Le général De Gaulle impose à l’armée et au français


d’Algérie l’indépendance algérienne. Résolu à résoudre de
manière pragmatique le problème algérien, le général De
Gaulle doit tenir compte des circonstances qui vont le
conduire progressivement à l’idée d’indépendance
algérienne : la détermination du FLN qui forme un
gouvernement provisoire de la République algérienne
(GPRA), le désaveu de l’opinion internationale, la lassitude
des français devant un conflit interminable. Une série de
discours jalonne sa propre évolution et prépare
progressivement l’opinion à l’indépendance algérienne.
En Septembre 1958, De Gaulle propose en vain au FLN une
reddition honorable, « la paix des braves ». En Septembre
1959, il franchit une étape décisive en reconnaissant aux
algériens le droit à l’autodétermination. Puis, évoquera
successivement « l’Algérie algérienne », « la République
algérienne », un « Etat algérien souverain ». Les européens
d’Algérie et l’armée qui ont porté De Gaulle au pouvoir, ont
le sentiment d’une trahison et rêvent d’un nouveau 13 Mai
qui le chasserait.

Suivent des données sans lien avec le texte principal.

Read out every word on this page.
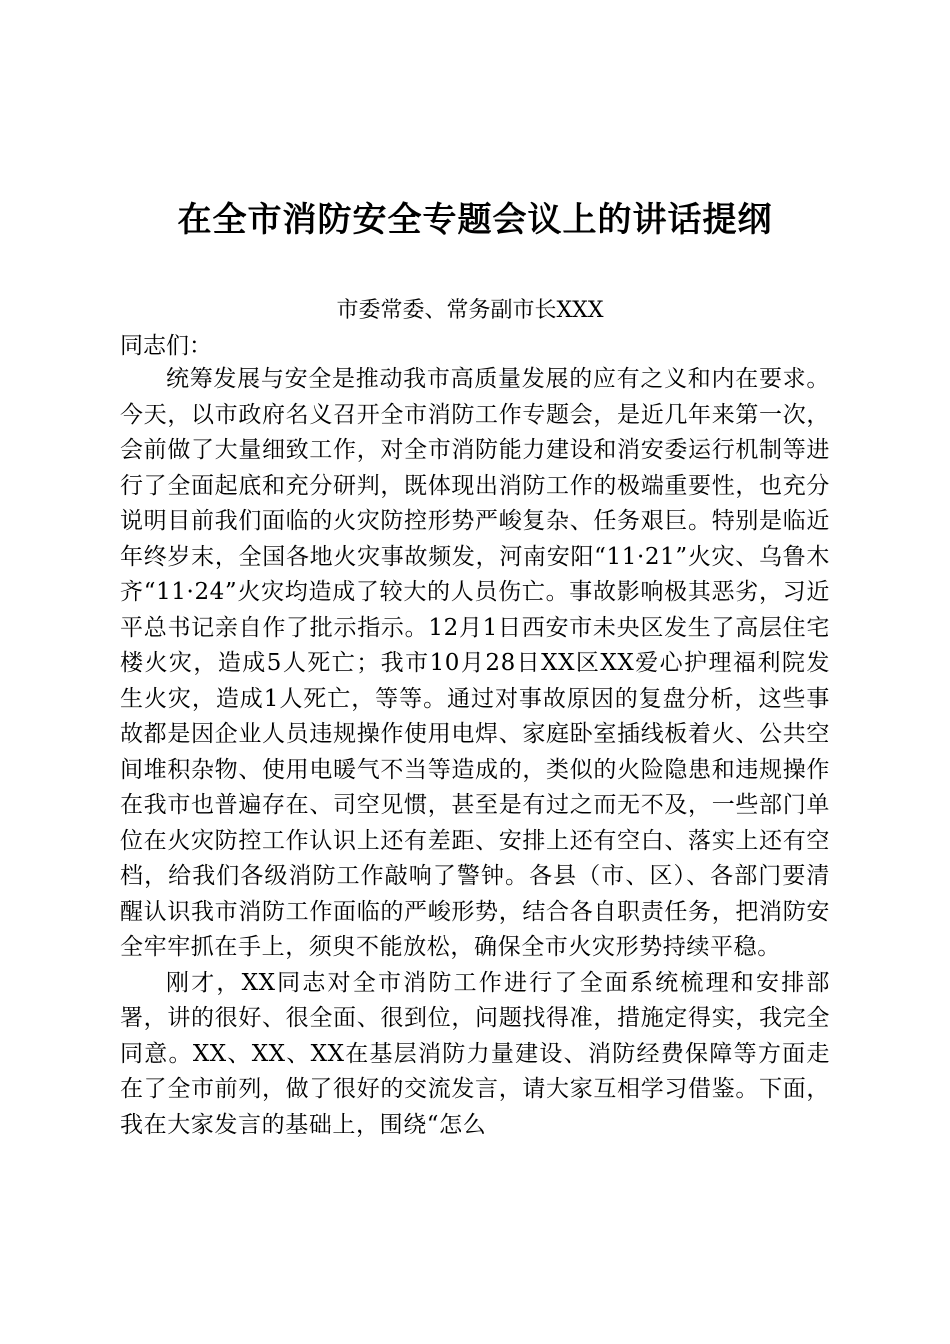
在全市消防安全专题会议上的讲话提纲
市委常委、常务副市长XXX
同志们：

统筹发展与安全是推动我市高质量发展的应有之义和内在要求。今天，以市政府名义召开全市消防工作专题会，是近几年来第一次，会前做了大量细致工作，对全市消防能力建设和消安委运行机制等进行了全面起底和充分研判，既体现出消防工作的极端重要性，也充分说明目前我们面临的火灾防控形势严峻复杂、任务艰巨。特别是临近年终岁末，全国各地火灾事故频发，河南安阳“11·21”火灾、乌鲁木齐“11·24”火灾均造成了较大的人员伤亡。事故影响极其恶劣，习近平总书记亲自作了批示指示。12月1日西安市未央区发生了高层住宅楼火灾，造成5人死亡；我市10月28日XX区XX爱心护理福利院发生火灾，造成1人死亡，等等。通过对事故原因的复盘分析，这些事故都是因企业人员违规操作使用电焊、家庭卧室插线板着火、公共空间堆积杂物、使用电暖气不当等造成的，类似的火险隐患和违规操作在我市也普遍存在、司空见惯，甚至是有过之而无不及，一些部门单位在火灾防控工作认识上还有差距、安排上还有空白、落实上还有空档，给我们各级消防工作敲响了警钟。各县（市、区）、各部门要清醒认识我市消防工作面临的严峻形势，结合各自职责任务，把消防安全牢牢抓在手上，须臾不能放松，确保全市火灾形势持续平稳。

刚才，XX同志对全市消防工作进行了全面系统梳理和安排部署，讲的很好、很全面、很到位，问题找得准，措施定得实，我完全同意。XX、XX、XX在基层消防力量建设、消防经费保障等方面走在了全市前列，做了很好的交流发言，请大家互相学习借鉴。下面，我在大家发言的基础上，围绕“怎么
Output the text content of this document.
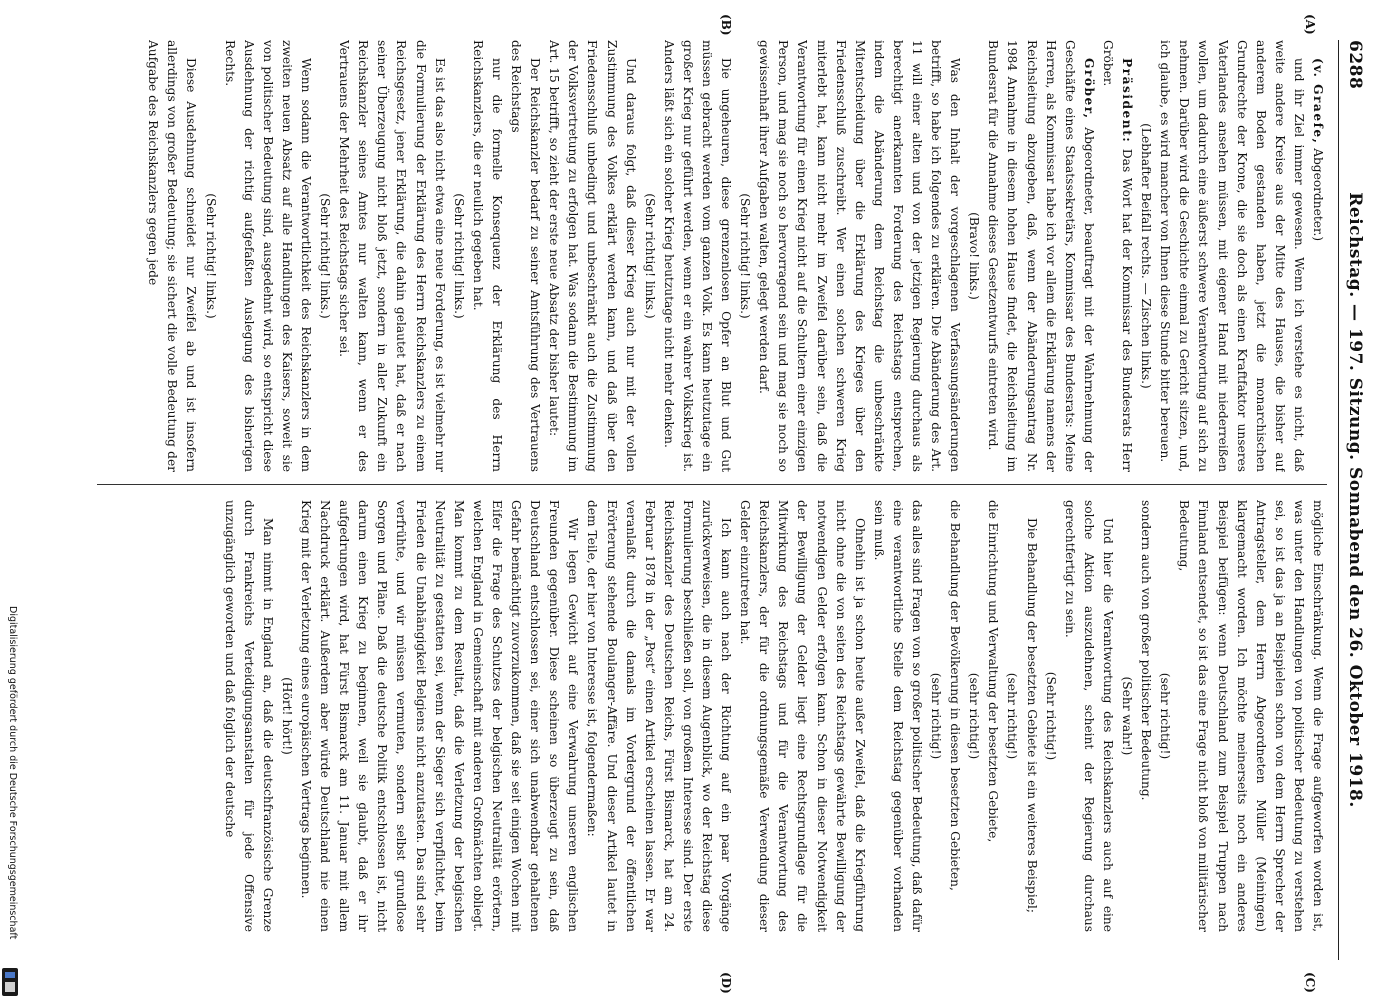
Digitalisierung gefördert durch die Deutsche Forschungsgemeinschaft
6288
Reichstag. — 197. Sitzung. Sonnabend den 26. Oktober 1918.
(A)
(B)
(C)
(D)

(v. Graefe, Abgeordneter.)

und ihr Ziel immer gewesen. Wenn ich verstehe es nicht, daß weite andere Kreise aus der Mitte des Hauses, die bisher auf anderem Boden gestanden haben, jetzt die monarchischen Grundrechte der Krone, die sie doch als einen Kraftfaktor unseres Vaterlandes ansehen müssen, mit eigener Hand mit niederreißen wollen, um dadurch eine äußerst schwere Verantwortung auf sich zu nehmen. Darüber wird die Geschichte einmal zu Gericht sitzen, und, ich glaube, es wird mancher von Ihnen diese Stunde bitter bereuen.

(Lebhafter Beifall rechts. — Zischen links.)

Präsident: Das Wort hat der Kommissar des Bundesrats Herr Gröber.

Gröber, Abgeordneter, beauftragt mit der Wahrnehmung der Geschäfte eines Staatssekretärs, Kommissar des Bundesrats: Meine Herren, als Kommissar habe ich vor allem die Erklärung namens der Reichsleitung abzugeben, daß, wenn der Abänderungsantrag Nr. 1984 Annahme in diesem hohen Hause findet, die Reichsleitung im Bundesrat für die Annahme dieses Gesetzentwurfs eintreten wird.

(Bravo! links.)

Was den Inhalt der vorgeschlagenen Verfassungsänderungen betrifft, so habe ich folgendes zu erklären. Die Abänderung des Art. 11 will einer alten und von der jetzigen Regierung durchaus als berechtigt anerkannten Forderung des Reichstags entsprechen, indem die Abänderung dem Reichstag die unbeschränkte Mitentscheidung über die Erklärung des Krieges über den Friedensschluß zuschreibt. Wer einen solchen schweren Krieg miterlebt hat, kann nicht mehr im Zweifel darüber sein, daß die Verantwortung für einen Krieg nicht auf die Schultern einer einzigen Person, und mag sie noch so hervorragend sein und mag sie noch so gewissenhaft ihrer Aufgaben walten, gelegt werden darf.

(Sehr richtig! links.)

Die ungeheuren, diese grenzenlosen Opfer an Blut und Gut müssen gebracht werden vom ganzen Volk. Es kann heutzutage ein großer Krieg nur geführt werden, wenn er ein wahrer Volkskrieg ist. Anders läßt sich ein solcher Krieg heutzutage nicht mehr denken.

(Sehr richtig! links.)

Und daraus folgt, daß dieser Krieg auch nur mit der vollen Zustimmung des Volkes erklärt werden kann, und daß über den Friedensschluß unbedingt und unbeschränkt auch die Zustimmung der Volksvertretung zu erfolgen hat. Was sodann die Bestimmung im Art. 15 betrifft, so zieht der erste neue Absatz der bisher lautet:

Der Reichskanzler bedarf zu seiner Amtsführung des Vertrauens des Reichstags

nur die formelle Konsequenz der Erklärung des Herrn Reichskanzlers, die er neulich gegeben hat.

(Sehr richtig! links.)

Es ist das also nicht etwa eine neue Forderung, es ist vielmehr nur die Formulierung der Erklärung des Herrn Reichskanzlers zu einem Reichsgesetz, jener Erklärung, die dahin gelautet hat, daß er nach seiner Überzeugung nicht bloß jetzt, sondern in aller Zukunft ein Reichskanzler seines Amtes nur walten kann, wenn er des Vertrauens der Mehrheit des Reichstags sicher sei.

(Sehr richtig! links.)

Wenn sodann die Verantwortlichkeit des Reichskanzlers in dem zweiten neuen Absatz auf alle Handlungen des Kaisers, soweit sie von politischer Bedeutung sind, ausgedehnt wird, so entspricht diese Ausdehnung der richtig aufgefaßten Auslegung des bisherigen Rechts.

(Sehr richtig! links.)

Diese Ausdehnung schneidet nur Zweifel ab und ist insofern allerdings von großer Bedeutung; sie sichert die volle Bedeutung der Aufgabe des Reichskanzlers gegen jede

mögliche Einschränkung. Wenn die Frage aufgeworfen worden ist, was unter den Handlungen von politischer Bedeutung zu verstehen sei, so ist das ja an Beispielen schon von dem Herrn Sprecher der Antragsteller, dem Herrn Abgeordneten Müller (Meiningen) klargemacht worden. Ich möchte meinerseits noch ein anderes Beispiel beifügen: wenn Deutschland zum Beispiel Truppen nach Finnland entsendet, so ist das eine Frage nicht bloß von militärischer Bedeutung,

(sehr richtig!)

sondern auch von großer politischer Bedeutung.

(Sehr wahr!)

Und hier die Verantwortung des Reichskanzlers auch auf eine solche Aktion auszudehnen, scheint der Regierung durchaus gerechtfertigt zu sein.

(Sehr richtig!)

Die Behandlung der besetzten Gebiete ist ein weiteres Beispiel;

(sehr richtig!)

die Einrichtung und Verwaltung der besetzten Gebiete,

(sehr richtig!)

die Behandlung der Bevölkerung in diesen besetzten Gebieten,

(sehr richtig!)

das alles sind Fragen von so großer politischer Bedeutung, daß dafür eine verantwortliche Stelle dem Reichstag gegenüber vorhanden sein muß.

Ohnehin ist ja schon heute außer Zweifel, daß die Kriegführung nicht ohne die von seiten des Reichstags gewährte Bewilligung der notwendigen Gelder erfolgen kann. Schon in dieser Notwendigkeit der Bewilligung der Gelder liegt eine Rechtsgrundlage für die Mitwirkung des Reichstags und für die Verantwortung des Reichskanzlers, der für die ordnungsgemäße Verwendung dieser Gelder einzutreten hat.

Ich kann auch nach der Richtung auf ein paar Vorgänge zurückverweisen, die in diesem Augenblick, wo der Reichstag diese Formulierung beschließen soll, von großem Interesse sind. Der erste Reichskanzler des Deutschen Reichs, Fürst Bismarck, hat am 24. Februar 1878 in der „Post“ einen Artikel erscheinen lassen. Er war veranlaßt durch die damals im Vordergrund der öffentlichen Erörterung stehende Boulanger-Affäre. Und dieser Artikel lautet in dem Teile, der hier von Interesse ist, folgendermaßen:

Wir legen Gewicht auf eine Verwahrung unseren englischen Freunden gegenüber. Diese scheinen so überzeugt zu sein, daß Deutschland entschlossen sei, einer sich unabwendbar gehaltenen Gefahr bemächtigt zuvorzukommen, daß sie seit einigen Wochen mit Eifer die Frage des Schutzes der belgischen Neutralität erörtern, welchen England in Gemeinschaft mit anderen Großmächten obliegt. Man kommt zu dem Resultat, daß die Verletzung der belgischen Neutralität zu gestatten sei, wenn der Sieger sich verpflichtet, beim Frieden die Unabhängigkeit Belgiens nicht anzutasten. Das sind sehr verfrühte, und wir müssen vermuten, sondern selbst grundlose Sorgen und Pläne. Daß die deutsche Politik entschlossen ist, nicht darum einen Krieg zu beginnen, weil sie glaubt, daß er ihr aufgedrungen wird, hat Fürst Bismarck am 11. Januar mit allem Nachdruck erklärt. Außerdem aber würde Deutschland nie einen Krieg mit der Verletzung eines europäischen Vertrags beginnen.

(Hört! hört!)

Man nimmt in England an, daß die deutschfranzösische Grenze durch Frankreichs Verteidigungsanstalten für jede Offensive unzugänglich geworden und daß folglich der deutsche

En Janvier 1960, les activistes d’Alger
déclenchent une semaine d’émeutes, la « semaine des
barricades ». En Avril 1961, quatre généraux (Challe, Salan,
Jouhaud, Zeller-les deux premiers étant d’anciens
commandants en chef en Algérie) provoque un putsh
militaire qui échoue devant le refus des soldats du
contingent de suivre les officiers rebelles et devant la
fermeté du chef de l’Etat. Désormais, les activistes se
retrouvent dans l’Organisation Armée Secrète (O.A.S) par
une série d’attentats en métropole et en Algérie, celui-ci
s’efforce de rendre impossible tout accord avec le FLN,
puis, une fois celui-ci acquis, d’en empêcher l’application.
Elle tente à diverses reprises d’assassiner le général De
Gaulle : le 22 Août 1962, celui-ci n’échappe à la mort que
de justesse lors de l’attentat du Petit-Clamart, près de Paris.
Les négociations reprennent avec le FLN et aboutissent à la
signature des accords d’Evian le 18 Mars 1962. Ces
négociations prévoient un cessez-le-feu qui prend effet le
19 Mars et un référendum le 1er Juillet 1962 au cours
duquel le peuple algérien se détermine à plus de 90% pour
l’indépendance. Le 03 Juillet 1962, l’indépendance de
l’Algérie est proclamée, 7 000 Pieds Noirs et Harkis doivent
quitter l’Algérie pour la France.

CONCLUSION

Pendant la longue guerre d’indépendance, la conscience


nationale algérienne se renforçait dans le sang et dans la
douleur. C’est au terme de 8 années de luttes armées que
l’Algérie accède à l’indépendance en Juillet 1962. C’est ainsi
que Ben Bella devient le chef du gouvernement. Cette
défaite française, doublée d’une tragédie humaine qui
s’élève à environ 500 000 morts (dont plus de 300 000 de la
population musulmane) a eu un impact positif sur
l’évolution de l’Afrique Noire francophone.